Master Recordings from GUNS N ROSES, NINE INCH NAILS, NIRVANA And Thousands More Lost In A Fire
In 2008, Universal Studios Hollywood suffered a catastrophic fire that destroyed one of the theme park's main attractions, "King Kong." At the time, studio officials said a video vault was also affected in the fire but turns out officials were doing damage control and the fires were much more intense than originally reported over ten years ago.
A report from The New York Times breaks down exactly what happened:
The fire started in the early hours of June 1, 2008.
Overnight, maintenance workers had used blowtorches to repair the roof of a building on the set of New England Street, a group of colonial-style buildings used in scenes for movies and television shows. The workers followed protocol and waited for the shingles they worked on to cool, but the fire broke out soon after they left, just before 5 a.m.
The flames eventually reached Building 6197, known as the video vault, which housed videotapes, film reels and, crucially, a library of master sound recordings owned by Universal Music Group.
The report goes on to say that "almost all" of the master recordings were lost in the fire, with an internal Universal Music Group report stating about 500,000 song titles were forever destroyed.
Treasured master collections from classic musicians like Billie Holiday, Bintg Crosby and Judy Garland. All of Buddy Holly's masters were gone.

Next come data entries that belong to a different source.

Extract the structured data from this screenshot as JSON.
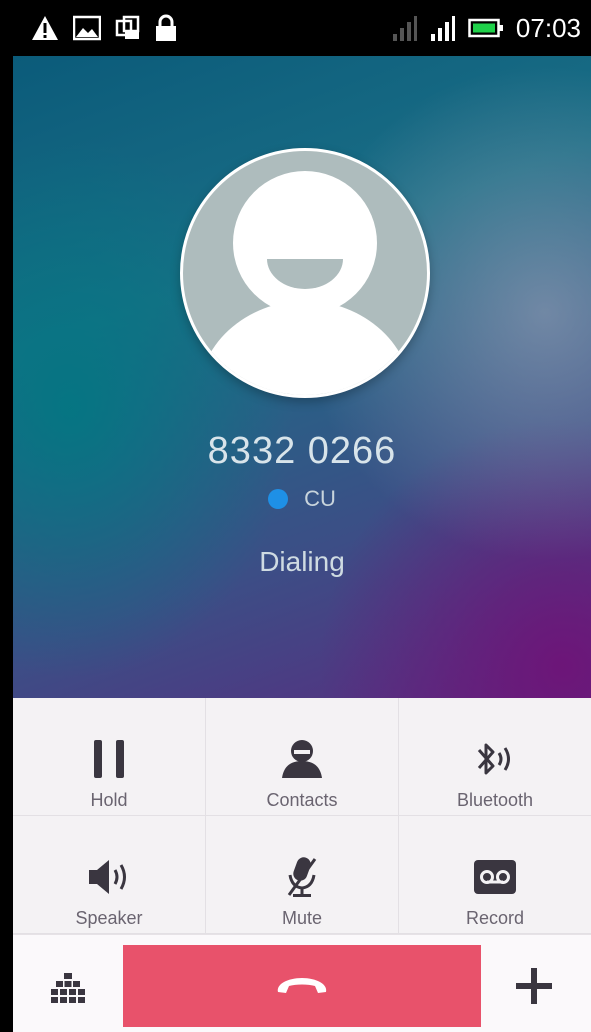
{
  "status_bar": {
    "time": "07:03",
    "left_icons": [
      "warning-icon",
      "image-icon",
      "screenshot-icon",
      "lock-icon"
    ],
    "right_icons": [
      "signal-weak-icon",
      "signal-icon",
      "battery-icon"
    ]
  },
  "call": {
    "number": "8332 0266",
    "sim_label": "CU",
    "sim_color": "#1e90e6",
    "state": "Dialing"
  },
  "controls": {
    "hold": "Hold",
    "contacts": "Contacts",
    "bluetooth": "Bluetooth",
    "speaker": "Speaker",
    "mute": "Mute",
    "record": "Record"
  },
  "bottom": {
    "dialpad_icon": "dialpad-icon",
    "end_call_icon": "end-call-icon",
    "end_call_color": "#e8526b",
    "add_call_icon": "add-call-icon"
  }
}
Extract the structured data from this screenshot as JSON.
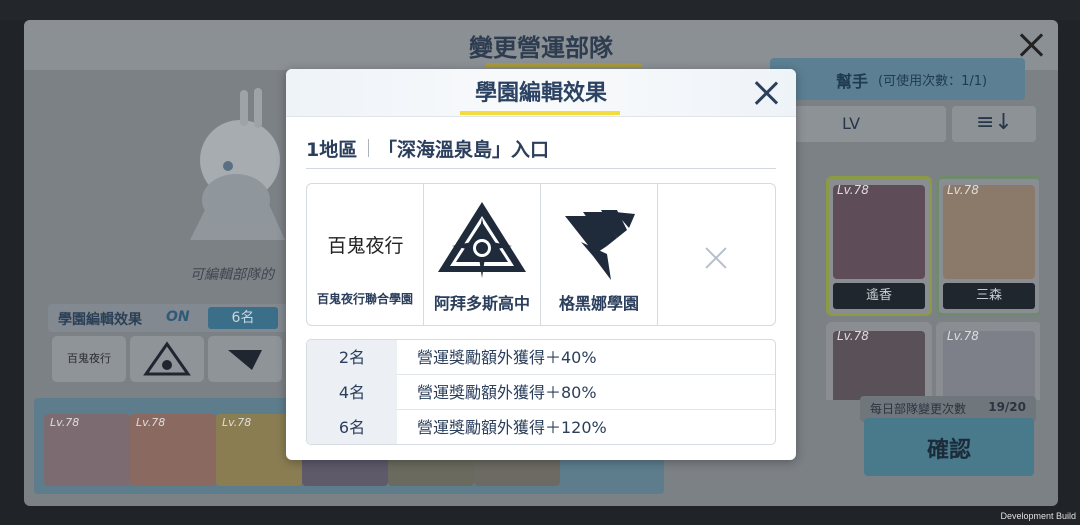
{
  "background": {
    "window_title": "變更營運部隊",
    "helper": {
      "label": "幫手",
      "sub": "(可使用次數：1/1)"
    },
    "lv_sort": "LV",
    "sort_icon": "≡↓",
    "helper_cards": [
      {
        "lv": "Lv.78",
        "name": "遙香"
      },
      {
        "lv": "Lv.78",
        "name": "三森"
      },
      {
        "lv": "Lv.78",
        "name": ""
      },
      {
        "lv": "Lv.78",
        "name": ""
      }
    ],
    "editable_text": "可編輯部隊的",
    "effect_bar": {
      "label": "學園編輯效果",
      "status": "ON",
      "count": "6名"
    },
    "mini_logos": [
      "百鬼夜行",
      "",
      ""
    ],
    "bottom_cards": [
      "Lv.78",
      "Lv.78",
      "Lv.78"
    ],
    "daily_change": {
      "label": "每日部隊變更次數",
      "value": "19/20"
    },
    "confirm_label": "確認",
    "dev_build": "Development Build"
  },
  "modal": {
    "title": "學園編輯效果",
    "area_number": "1地區",
    "area_name": "「深海溫泉島」入口",
    "schools": [
      {
        "name": "百鬼夜行聯合學園",
        "logo": "hyakkiyako-logo",
        "logo_text": "百鬼夜行"
      },
      {
        "name": "阿拜多斯高中",
        "logo": "abydos-logo"
      },
      {
        "name": "格黑娜學園",
        "logo": "gehenna-logo"
      },
      {
        "name": "",
        "logo": "empty-slot-icon"
      }
    ],
    "bonuses": [
      {
        "count": "2名",
        "text": "營運獎勵額外獲得＋40%"
      },
      {
        "count": "4名",
        "text": "營運獎勵額外獲得＋80%"
      },
      {
        "count": "6名",
        "text": "營運獎勵額外獲得＋120%"
      }
    ]
  },
  "colors": {
    "text_primary": "#2b3f5c",
    "title_underline": "#f2dc3e",
    "dim_overlay": "#000000"
  }
}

Aretha Franklin's first appearances on record were lost as well.
According to The New York Times some of the artists' recordings affected by the fire include, but are not limited to, Ray Charles, B.B. King, the Four Tops, Joan Baez, Neil Diamond, Sonny and Cher, Joni Mitchell, Cat Stevens, Gladys Knight and the Pips, Al Green, Elton John, Eric Clapton, Jimmy Buffett, the Eagles, Aerosmith, Rufus and Chaka Khan, Barry White, Patti LaBelle, Tom Petty and the Heartbreakers, the Police, Sting, Steve Earle, R.E.M., Janet Jackson, Guns N’ Roses, Mary J. Blige, No Doubt, Nine Inch Nails, Snoop Dogg, Nirvana, Beck, Sheryl Crow, Tupac Shakur, Eminem, 50 Cent and the Roots.
The master recordings are what all future releases are dubbed off of, whether digital or physical. Source material has now been lost to some of the last century's greatest artists. It is the purest recording of a song.
At the time, Universal did expert damage control avoiding the topic of the "video vault" and focusing on the King Kong ride's destrucrtion. Part of the reason was to downplay the scope of the massive loss of archives and to avoid potential lawsuits from the musicians and their estates.
According to the report, the loss was uncovered after looking through a series of litigation and company documents obtained by The New York Times.